Re: 2nd Term Part VIII - The Thin Red Line

If you can unite the tribes. I don't see that happening. Like Yugoslavia, its kinda tough to have the other side kill 100,000 of your side but then live with them afterwards like nothing happened. I would reward the Kurds be giving them their own country first as they seem to be the only decent people over there. Not sure how much the other two sides overlap in terms of territory. Yes some people will get screwed but its better than yet another wholesale war.

For me, it would be a final offer. Either take it or blow yourselves up.
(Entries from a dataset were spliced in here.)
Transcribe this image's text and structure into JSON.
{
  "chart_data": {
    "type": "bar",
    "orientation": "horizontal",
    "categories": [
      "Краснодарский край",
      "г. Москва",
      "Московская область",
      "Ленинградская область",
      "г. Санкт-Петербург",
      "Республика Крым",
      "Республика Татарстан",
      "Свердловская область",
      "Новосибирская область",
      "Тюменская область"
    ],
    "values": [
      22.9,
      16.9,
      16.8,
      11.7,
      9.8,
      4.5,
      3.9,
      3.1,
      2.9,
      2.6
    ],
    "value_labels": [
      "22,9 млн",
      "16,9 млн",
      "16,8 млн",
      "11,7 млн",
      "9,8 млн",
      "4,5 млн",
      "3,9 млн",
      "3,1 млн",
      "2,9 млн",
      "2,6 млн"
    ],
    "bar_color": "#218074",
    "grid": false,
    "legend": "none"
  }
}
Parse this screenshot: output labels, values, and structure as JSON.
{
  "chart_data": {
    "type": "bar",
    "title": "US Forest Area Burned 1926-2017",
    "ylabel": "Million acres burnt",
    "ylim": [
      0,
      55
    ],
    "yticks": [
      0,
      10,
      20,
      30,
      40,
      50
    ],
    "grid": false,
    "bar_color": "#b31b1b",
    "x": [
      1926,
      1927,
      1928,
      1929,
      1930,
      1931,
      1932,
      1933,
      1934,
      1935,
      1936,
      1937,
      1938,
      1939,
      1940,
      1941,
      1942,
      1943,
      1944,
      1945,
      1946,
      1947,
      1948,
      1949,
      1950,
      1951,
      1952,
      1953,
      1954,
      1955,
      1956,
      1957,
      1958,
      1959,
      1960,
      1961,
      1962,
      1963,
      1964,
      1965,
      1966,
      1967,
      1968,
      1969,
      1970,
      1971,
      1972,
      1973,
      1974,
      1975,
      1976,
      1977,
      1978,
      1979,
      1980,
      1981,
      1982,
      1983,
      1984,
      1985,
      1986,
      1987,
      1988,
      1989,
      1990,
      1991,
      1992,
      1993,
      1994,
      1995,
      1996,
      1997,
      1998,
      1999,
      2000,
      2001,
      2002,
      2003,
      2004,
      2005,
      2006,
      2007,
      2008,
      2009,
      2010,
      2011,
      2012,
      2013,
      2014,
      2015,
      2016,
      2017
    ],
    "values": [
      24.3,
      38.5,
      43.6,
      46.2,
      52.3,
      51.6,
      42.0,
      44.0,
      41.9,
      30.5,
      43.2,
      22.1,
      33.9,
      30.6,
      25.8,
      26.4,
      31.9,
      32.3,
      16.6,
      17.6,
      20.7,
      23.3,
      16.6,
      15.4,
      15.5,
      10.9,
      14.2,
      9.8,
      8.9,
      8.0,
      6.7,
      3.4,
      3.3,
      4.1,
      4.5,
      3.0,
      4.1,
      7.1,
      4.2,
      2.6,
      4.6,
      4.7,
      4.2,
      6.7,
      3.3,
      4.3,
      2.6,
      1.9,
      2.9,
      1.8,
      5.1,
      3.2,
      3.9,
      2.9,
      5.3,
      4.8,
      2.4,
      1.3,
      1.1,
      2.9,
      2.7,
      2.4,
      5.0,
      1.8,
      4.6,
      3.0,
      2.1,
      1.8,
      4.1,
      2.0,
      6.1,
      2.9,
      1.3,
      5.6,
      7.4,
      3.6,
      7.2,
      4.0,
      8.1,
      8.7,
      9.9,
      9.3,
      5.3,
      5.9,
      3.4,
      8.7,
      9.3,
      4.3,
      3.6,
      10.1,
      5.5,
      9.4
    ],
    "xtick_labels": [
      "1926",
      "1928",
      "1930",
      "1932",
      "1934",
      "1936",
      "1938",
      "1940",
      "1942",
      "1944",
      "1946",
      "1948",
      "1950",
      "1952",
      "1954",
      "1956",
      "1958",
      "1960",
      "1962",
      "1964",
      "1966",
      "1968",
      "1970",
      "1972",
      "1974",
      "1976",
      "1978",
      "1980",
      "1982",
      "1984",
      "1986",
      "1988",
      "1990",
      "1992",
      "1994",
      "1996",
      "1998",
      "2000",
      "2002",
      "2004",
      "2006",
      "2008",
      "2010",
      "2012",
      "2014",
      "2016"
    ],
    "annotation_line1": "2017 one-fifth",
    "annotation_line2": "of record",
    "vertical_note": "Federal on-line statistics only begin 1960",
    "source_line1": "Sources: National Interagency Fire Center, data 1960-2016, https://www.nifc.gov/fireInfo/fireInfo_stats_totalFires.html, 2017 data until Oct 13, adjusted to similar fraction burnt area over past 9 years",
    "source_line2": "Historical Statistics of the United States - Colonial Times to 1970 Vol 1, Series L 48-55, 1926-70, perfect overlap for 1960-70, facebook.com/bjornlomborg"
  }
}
If we setup a Kurd-only nation we're going to upset Turkey something fierce. They have a large Kurd minority in the eastern portion of their country that have been clamoring and minorly rebelling for years. Setting up some sort of Kurdistan nation would just be throwing salt on an open wound for them. We'd lose Turkish support in pretty much all foreign affairs. It's best that we just stay out of it and let the Iraqis come to their own solutions.
 
Re: 2nd Term Part VIII - The Thin Red Line

If we setup a Kurd-only nation we're going to upset Turkey something fierce. They have a large Kurd minority in the eastern portion of their country that have been clamoring and minorly rebelling for years. Setting up some sort of Kurdistan nation would just be throwing salt on an open wound for them. We'd lose Turkish support in pretty much all foreign affairs. It's best that we just stay out of it and let the Iraqis come to their own solutions.

From my understanding the Kurds are the largest ethnic population in the world without a home country. For that reason, I would think giving them a home country (northern Iraq) ought to deflate some of the separatist balloon in Turkey. If need be, I'd have some sort of UN resolution that on the one hand confers country status to what we'll call Kurdistan, but on the other hand explicity rejects ANY attempt to carve out or annex anything in Turkey to add to it.
 
Re: 2nd Term Part VIII - The Thin Red Line

From what I've read the Kurds and Turkey have a lot better relations now than they had had for many years. Turkey sees the Kurds as a buffer to the chaos beyond. The Kurds were even shipping oil through Turkey for sale (though Baghdad has tried to stymie that).